1. Der Rat beauftragt die Verwaltung, wegen der erheblichen negativen verkehrlichen Auswirkungen auf Verkehrsfluss und Verkehrssicherheit und um jegliche Verzögerungen bei dem dringend erforderlichen Brückenprojekt Leverkusener Brücke von vornherein auszuschließen, die gegenüber der Bezirksregierung Köln abgegebene Stellungnahme der Stadt Köln zum Planfeststellungsverfahren betr.
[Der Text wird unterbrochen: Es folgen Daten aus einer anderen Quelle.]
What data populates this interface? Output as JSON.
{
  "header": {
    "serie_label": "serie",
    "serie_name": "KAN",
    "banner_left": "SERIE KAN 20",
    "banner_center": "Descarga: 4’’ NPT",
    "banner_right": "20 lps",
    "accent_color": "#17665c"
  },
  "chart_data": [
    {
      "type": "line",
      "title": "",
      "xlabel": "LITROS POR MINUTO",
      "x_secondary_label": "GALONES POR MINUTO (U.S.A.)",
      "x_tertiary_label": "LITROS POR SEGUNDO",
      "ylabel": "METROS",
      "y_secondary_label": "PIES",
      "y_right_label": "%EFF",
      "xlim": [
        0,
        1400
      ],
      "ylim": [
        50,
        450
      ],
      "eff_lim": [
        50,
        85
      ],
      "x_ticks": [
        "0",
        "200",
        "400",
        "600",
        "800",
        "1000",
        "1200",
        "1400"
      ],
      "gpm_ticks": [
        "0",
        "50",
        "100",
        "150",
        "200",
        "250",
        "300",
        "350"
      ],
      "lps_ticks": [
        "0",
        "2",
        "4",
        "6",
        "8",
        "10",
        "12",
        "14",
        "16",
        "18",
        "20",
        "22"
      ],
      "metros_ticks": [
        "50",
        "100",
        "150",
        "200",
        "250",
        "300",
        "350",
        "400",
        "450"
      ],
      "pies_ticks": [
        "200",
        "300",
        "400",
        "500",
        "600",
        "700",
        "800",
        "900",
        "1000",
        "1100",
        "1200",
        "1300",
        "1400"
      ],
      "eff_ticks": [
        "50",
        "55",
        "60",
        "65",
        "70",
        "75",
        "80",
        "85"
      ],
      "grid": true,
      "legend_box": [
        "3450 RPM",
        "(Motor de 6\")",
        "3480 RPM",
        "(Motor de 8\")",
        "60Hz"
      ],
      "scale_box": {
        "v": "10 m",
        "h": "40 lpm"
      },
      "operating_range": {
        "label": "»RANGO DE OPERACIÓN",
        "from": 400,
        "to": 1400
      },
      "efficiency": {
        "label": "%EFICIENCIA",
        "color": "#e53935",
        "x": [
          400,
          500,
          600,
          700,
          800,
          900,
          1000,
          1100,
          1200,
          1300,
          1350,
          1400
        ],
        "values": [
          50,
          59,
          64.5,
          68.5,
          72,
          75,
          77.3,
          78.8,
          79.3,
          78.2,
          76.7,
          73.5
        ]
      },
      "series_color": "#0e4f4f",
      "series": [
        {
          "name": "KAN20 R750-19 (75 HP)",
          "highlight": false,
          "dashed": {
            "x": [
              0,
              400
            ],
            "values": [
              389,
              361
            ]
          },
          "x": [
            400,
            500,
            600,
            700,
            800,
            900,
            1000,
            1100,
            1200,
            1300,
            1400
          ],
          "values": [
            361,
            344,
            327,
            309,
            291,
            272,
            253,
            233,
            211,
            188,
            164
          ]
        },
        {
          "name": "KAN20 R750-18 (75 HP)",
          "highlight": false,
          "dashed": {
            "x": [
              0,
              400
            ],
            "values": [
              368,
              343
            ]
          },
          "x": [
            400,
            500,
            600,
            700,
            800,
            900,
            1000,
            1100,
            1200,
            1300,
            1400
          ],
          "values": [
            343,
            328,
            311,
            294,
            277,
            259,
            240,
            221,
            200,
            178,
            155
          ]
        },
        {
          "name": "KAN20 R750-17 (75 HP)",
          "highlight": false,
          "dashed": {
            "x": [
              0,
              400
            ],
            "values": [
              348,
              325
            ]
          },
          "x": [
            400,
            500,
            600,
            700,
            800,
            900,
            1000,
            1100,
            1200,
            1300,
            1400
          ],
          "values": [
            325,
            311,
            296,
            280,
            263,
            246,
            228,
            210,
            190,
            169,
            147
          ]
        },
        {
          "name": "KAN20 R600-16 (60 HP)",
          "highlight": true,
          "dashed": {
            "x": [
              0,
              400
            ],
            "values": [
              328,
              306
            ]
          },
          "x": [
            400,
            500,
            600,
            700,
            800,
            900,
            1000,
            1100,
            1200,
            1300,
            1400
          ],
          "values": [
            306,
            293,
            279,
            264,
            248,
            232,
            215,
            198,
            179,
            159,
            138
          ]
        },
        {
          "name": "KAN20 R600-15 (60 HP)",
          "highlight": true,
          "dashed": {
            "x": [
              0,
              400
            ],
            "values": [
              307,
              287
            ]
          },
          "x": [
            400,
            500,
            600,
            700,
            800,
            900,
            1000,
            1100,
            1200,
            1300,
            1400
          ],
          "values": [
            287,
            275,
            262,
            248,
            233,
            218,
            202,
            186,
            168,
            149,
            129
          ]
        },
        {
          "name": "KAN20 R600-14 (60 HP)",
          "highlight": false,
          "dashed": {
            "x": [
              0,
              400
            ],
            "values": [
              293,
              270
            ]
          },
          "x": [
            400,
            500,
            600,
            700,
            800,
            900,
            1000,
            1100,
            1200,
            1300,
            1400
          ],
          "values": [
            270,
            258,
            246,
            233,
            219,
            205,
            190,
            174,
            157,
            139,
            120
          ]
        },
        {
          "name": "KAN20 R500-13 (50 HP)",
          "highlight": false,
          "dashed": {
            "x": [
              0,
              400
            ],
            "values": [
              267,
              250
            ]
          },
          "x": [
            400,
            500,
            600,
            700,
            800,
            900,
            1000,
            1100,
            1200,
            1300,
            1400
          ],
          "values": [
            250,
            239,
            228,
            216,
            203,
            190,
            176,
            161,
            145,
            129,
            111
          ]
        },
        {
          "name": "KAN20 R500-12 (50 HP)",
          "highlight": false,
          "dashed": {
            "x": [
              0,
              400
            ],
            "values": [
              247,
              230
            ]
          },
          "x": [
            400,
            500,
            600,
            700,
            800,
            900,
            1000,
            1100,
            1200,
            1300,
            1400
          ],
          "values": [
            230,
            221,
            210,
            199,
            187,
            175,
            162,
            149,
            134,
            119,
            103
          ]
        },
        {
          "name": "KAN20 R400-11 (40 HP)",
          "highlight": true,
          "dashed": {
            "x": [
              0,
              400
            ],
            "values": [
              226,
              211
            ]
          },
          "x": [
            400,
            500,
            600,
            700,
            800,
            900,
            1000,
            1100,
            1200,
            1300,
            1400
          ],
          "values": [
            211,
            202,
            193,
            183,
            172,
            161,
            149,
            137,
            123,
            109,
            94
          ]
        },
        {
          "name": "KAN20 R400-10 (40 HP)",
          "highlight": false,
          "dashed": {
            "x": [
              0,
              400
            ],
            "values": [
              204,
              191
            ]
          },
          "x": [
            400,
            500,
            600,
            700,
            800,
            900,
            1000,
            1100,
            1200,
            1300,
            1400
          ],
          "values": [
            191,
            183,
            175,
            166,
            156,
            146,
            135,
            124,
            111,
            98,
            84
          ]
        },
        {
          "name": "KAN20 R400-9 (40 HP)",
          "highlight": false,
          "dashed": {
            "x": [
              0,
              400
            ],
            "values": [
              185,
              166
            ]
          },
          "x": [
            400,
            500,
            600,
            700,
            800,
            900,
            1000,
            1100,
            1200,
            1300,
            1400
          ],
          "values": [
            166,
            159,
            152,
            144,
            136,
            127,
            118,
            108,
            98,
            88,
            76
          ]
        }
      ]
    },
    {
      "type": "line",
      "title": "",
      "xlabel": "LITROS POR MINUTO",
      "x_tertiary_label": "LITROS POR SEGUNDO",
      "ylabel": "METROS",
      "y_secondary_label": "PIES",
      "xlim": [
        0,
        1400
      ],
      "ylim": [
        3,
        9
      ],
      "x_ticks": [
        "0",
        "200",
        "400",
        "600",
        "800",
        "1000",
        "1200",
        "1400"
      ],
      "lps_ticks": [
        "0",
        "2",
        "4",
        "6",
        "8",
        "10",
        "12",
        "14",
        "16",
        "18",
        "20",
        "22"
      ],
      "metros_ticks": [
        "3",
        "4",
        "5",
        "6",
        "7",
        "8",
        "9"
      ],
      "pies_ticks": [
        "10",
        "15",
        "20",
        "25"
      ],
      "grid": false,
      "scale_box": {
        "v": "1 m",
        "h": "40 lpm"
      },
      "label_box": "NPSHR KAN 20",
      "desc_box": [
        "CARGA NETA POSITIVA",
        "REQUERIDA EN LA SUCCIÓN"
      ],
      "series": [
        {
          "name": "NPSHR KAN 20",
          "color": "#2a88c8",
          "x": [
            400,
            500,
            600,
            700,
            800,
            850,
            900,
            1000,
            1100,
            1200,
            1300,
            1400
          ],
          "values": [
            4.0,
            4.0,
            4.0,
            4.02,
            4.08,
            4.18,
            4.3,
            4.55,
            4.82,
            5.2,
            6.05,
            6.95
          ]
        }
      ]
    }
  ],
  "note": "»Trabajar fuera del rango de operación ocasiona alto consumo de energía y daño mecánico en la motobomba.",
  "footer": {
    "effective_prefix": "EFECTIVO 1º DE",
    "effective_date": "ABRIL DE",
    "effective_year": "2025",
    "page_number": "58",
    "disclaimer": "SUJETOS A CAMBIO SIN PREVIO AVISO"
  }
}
Neubau der Leverkusener Brücke (AZ 62/621/2-62.10.02) soweit zurückzunehmen, als sie eine Reduzierung der Anzahl der vorgesehenen Fahrspuren für möglich ansieht und dies zur Prüfung anregt.

 

2. Die Verwaltung wird beauftragt, transparent darzustellen:

 

- welche Kosten durch eine zusätzliche Verbreiterung der jeweiligen  Fuß- und Radwegverbindung über die Leverkusener Brücke auf jeweils 6 m in jede Fahrtrichtung für die Stadt Köln entstehen,

- welche zeitlichen Verzögerungen sich hieraus für den Bau der Brücke ergeben und

- ob diese Maßnahme unter den sich abzeichnenden Rahmenbedingungen im Kosten- Nutzen-Vergleich und unter dem Gesichtspunkt der Bauverzögerung aus Sicht der Verwaltung sinnvoll und geboten ist.

 

Die Verwaltung möge dem Rat die Ergebnisse der Prüfung kurzfristig vorlegen.

 

 


Abstimmungsergebnis:

Mehrheitlich gegen die Stimmen der SPD-Fraktion und bei Stimmenthaltung der Gruppe Piraten abgelehnt.